While there have been significant reductions in maternal mortality in the last 20 years, nearly 275,000 women are still dying annually from complications due to pregnancy and childbirth. Ninety-nine percent of those deaths occur needlessly in developing countries.
It’s important to remember that regardless of where you live, the causes of maternal deaths are the same: hemorrhage, obstructed delivery, unsafe abortion. The difference is that women in developing countries do not receive adequate care in time.
‘In time,’ these researchers realized what they needed to address: when to seek care, how to minimize risks if home deliveries cannot be avoided, and how to best get to a hospital.
According to the findings, seven different interventions set out to address maternal deaths. Instead of addressing access to health care – a top down approach often seen in development – the researchers decided to address this problem from the bottom up. The interventions also sought to reduce mortality among newborn infants.
The concept is such: bring women together as a group to discuss maternal health problems facing their communities. The result: a 37 percent reduction in maternal mortality in rural and urban India, Nepal, Bangladesh and Malawi. And the researchers extrapolate that if scaled-up correctly, this type of intervention could reduce at least 41,100 deaths per year across the 74 Countdown countries.
The numbers, for a concept that seems so logical, are even more impressive when you pool the findings from four evaluations: they found that when at least 30 percent of pregnant women participated in a group, the maternal mortality reduction was a staggering 55 percent. Instead of just telling women to go to the hospital during childbirth, they strengthened their decision-making process about safe pregnancy and childbirth through conversations, role play and story telling,
The intervention described in the article is a four-phase participatory learning and action cycle. First, women identify and prioritize problems during pregnancy, delivery and childbirth. After the issues are selected, they plan and implement strategies to address them and finally, evaluate their activities. Thus, the women ultimately see the results of their own hard work and, as a result, now have an understanding of what causes death and what to do when complications arise.
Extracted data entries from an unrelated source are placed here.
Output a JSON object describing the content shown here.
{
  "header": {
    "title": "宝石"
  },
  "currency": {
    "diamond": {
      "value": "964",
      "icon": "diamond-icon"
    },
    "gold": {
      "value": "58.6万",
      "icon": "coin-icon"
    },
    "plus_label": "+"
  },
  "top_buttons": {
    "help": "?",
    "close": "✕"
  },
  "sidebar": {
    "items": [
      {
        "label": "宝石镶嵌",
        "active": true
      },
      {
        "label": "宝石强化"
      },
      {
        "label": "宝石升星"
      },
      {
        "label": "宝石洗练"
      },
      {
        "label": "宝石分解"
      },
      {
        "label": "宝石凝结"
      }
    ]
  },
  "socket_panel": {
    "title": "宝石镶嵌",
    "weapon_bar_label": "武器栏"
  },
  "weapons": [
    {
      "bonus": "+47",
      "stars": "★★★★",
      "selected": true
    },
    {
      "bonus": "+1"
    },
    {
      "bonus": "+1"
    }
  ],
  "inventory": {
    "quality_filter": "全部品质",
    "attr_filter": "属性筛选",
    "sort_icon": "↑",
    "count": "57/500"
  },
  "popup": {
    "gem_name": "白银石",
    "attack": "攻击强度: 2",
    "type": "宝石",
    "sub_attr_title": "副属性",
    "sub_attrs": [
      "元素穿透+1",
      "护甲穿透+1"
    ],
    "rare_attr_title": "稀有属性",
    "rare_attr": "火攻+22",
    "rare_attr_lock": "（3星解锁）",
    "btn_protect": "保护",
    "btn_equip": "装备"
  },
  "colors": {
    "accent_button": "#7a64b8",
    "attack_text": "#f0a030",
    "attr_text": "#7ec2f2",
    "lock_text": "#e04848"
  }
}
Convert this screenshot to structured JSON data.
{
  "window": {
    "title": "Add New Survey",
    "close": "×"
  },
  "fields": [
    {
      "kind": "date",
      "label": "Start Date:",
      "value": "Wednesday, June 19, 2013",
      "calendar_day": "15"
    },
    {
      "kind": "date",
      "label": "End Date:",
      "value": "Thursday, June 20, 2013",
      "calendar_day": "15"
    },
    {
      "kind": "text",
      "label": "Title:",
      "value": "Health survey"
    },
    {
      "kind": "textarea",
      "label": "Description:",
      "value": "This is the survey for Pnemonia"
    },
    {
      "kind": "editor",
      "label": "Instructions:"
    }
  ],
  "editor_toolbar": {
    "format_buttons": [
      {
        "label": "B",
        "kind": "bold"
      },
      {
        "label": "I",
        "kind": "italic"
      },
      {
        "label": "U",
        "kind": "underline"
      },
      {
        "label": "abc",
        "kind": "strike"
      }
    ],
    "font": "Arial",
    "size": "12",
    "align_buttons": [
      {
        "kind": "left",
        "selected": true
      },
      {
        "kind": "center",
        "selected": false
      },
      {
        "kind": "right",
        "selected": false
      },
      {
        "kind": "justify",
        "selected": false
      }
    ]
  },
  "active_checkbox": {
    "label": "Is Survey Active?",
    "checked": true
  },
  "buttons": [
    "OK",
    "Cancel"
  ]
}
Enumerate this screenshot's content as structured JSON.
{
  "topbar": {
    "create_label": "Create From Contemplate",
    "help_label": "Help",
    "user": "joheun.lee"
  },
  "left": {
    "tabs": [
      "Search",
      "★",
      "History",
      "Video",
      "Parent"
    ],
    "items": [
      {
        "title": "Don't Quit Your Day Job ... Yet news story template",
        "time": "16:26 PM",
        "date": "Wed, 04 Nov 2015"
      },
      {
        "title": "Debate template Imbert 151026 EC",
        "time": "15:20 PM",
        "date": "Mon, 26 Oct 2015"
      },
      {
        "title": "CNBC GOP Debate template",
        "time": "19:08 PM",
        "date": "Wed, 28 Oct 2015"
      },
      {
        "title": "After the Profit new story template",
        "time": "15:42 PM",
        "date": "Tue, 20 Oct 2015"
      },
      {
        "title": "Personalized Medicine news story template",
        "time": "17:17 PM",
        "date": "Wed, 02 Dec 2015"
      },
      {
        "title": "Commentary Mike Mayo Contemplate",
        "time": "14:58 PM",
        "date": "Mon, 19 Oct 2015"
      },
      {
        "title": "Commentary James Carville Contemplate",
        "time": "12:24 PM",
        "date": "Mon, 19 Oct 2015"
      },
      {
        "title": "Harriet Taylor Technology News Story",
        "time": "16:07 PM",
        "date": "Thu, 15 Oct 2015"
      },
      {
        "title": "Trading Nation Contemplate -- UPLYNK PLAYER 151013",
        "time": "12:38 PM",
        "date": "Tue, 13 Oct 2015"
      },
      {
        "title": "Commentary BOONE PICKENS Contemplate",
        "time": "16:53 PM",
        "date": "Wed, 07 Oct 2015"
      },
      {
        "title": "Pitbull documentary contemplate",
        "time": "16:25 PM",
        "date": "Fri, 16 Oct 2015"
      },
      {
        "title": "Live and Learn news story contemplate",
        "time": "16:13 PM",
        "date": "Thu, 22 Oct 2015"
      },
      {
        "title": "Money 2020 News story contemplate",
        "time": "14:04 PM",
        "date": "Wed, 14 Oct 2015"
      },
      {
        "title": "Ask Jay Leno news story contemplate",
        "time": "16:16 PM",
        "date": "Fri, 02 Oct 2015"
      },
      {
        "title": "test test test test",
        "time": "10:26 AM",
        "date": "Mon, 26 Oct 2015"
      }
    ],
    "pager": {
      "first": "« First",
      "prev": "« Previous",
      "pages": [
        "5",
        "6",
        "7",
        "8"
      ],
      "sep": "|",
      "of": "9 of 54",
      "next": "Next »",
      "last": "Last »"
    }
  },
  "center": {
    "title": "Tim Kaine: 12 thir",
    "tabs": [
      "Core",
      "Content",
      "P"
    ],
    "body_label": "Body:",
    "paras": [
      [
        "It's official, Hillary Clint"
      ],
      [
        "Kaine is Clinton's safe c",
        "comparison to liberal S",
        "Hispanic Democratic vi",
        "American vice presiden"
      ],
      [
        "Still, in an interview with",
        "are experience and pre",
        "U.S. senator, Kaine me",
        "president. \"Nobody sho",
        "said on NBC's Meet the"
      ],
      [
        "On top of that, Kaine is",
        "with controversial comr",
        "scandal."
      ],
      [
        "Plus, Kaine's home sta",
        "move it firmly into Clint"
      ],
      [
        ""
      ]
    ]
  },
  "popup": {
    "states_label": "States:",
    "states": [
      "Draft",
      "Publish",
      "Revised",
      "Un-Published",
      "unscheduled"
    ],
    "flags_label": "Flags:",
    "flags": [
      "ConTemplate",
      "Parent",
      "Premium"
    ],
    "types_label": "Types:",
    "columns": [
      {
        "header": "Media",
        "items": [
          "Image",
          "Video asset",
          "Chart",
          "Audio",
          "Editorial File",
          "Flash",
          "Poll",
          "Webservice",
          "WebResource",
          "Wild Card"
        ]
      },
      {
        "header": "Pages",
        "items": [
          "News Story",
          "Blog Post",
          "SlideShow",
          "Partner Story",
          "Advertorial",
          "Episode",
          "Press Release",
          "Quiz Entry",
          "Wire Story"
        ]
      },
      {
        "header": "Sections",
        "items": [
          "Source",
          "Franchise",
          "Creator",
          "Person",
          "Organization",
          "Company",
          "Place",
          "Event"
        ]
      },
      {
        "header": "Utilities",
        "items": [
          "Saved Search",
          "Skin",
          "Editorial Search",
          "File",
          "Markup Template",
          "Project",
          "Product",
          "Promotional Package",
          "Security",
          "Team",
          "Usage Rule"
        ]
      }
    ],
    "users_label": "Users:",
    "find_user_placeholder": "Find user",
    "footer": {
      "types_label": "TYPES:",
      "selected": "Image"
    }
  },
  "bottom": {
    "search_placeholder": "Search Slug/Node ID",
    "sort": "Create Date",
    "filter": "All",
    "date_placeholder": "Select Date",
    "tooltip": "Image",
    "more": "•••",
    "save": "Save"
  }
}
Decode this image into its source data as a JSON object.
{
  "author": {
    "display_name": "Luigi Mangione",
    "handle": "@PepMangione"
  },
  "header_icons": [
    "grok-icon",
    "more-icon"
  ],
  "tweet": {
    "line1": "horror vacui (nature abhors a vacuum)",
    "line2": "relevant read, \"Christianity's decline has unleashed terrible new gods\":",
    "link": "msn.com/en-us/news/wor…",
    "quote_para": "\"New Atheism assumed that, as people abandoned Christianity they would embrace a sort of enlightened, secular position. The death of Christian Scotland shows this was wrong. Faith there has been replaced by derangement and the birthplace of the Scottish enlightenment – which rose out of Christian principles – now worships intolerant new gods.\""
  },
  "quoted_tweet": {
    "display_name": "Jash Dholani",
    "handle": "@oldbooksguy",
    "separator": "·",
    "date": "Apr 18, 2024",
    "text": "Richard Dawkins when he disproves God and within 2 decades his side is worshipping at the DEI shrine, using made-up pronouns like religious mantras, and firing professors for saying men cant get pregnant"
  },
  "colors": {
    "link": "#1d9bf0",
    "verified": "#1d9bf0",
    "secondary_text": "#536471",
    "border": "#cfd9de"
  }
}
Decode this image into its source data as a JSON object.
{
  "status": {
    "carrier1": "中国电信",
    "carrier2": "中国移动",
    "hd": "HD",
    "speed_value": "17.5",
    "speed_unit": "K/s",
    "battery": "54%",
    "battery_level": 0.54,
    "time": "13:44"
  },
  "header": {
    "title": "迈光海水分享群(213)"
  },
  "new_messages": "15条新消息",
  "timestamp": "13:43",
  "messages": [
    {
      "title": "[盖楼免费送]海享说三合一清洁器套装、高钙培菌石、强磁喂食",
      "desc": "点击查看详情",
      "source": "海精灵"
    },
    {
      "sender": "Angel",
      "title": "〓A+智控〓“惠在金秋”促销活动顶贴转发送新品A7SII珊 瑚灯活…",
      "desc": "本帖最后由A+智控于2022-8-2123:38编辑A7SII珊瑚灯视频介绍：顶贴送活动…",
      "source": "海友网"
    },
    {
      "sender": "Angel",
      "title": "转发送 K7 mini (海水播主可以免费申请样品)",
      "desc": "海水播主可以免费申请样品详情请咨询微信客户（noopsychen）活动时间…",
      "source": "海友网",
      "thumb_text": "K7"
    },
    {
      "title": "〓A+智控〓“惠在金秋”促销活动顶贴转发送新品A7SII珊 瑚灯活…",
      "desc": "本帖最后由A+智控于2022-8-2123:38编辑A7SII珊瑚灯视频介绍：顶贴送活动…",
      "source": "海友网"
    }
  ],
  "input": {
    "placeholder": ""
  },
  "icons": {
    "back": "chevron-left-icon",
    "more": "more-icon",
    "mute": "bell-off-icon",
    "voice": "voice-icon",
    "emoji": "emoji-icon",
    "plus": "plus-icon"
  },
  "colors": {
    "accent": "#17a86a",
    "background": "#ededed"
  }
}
Finally, through community meetings, the women collectively share what they’ve learned and encourage buy-in from their husbands, neighbors and village leaders.
It was activist Paolo Freire who believed that “the oppressed must be their own example in the struggle for their redemption.” These researchers have tapped into an important resource: the women themselves. By working together in a collaborative manner that supports and encourages the ideas and assets of the community, it can lead to great strides in the reduction of maternal mortality, as well as impressive reduction in deaths among newborn infants.
As Will Rogers once said, “Rumor travels faster, but it don’t stay put as long as truth.” In other words, instead of running to an untrained birth attendant when a problem arises and only later looking for a means to reach to a hospital when things get worse, the women and their families are now empowered through knowledge and enhanced decision-making: plans are put in place, support networks are availed, safer practices followed and ultimately, lives are saved.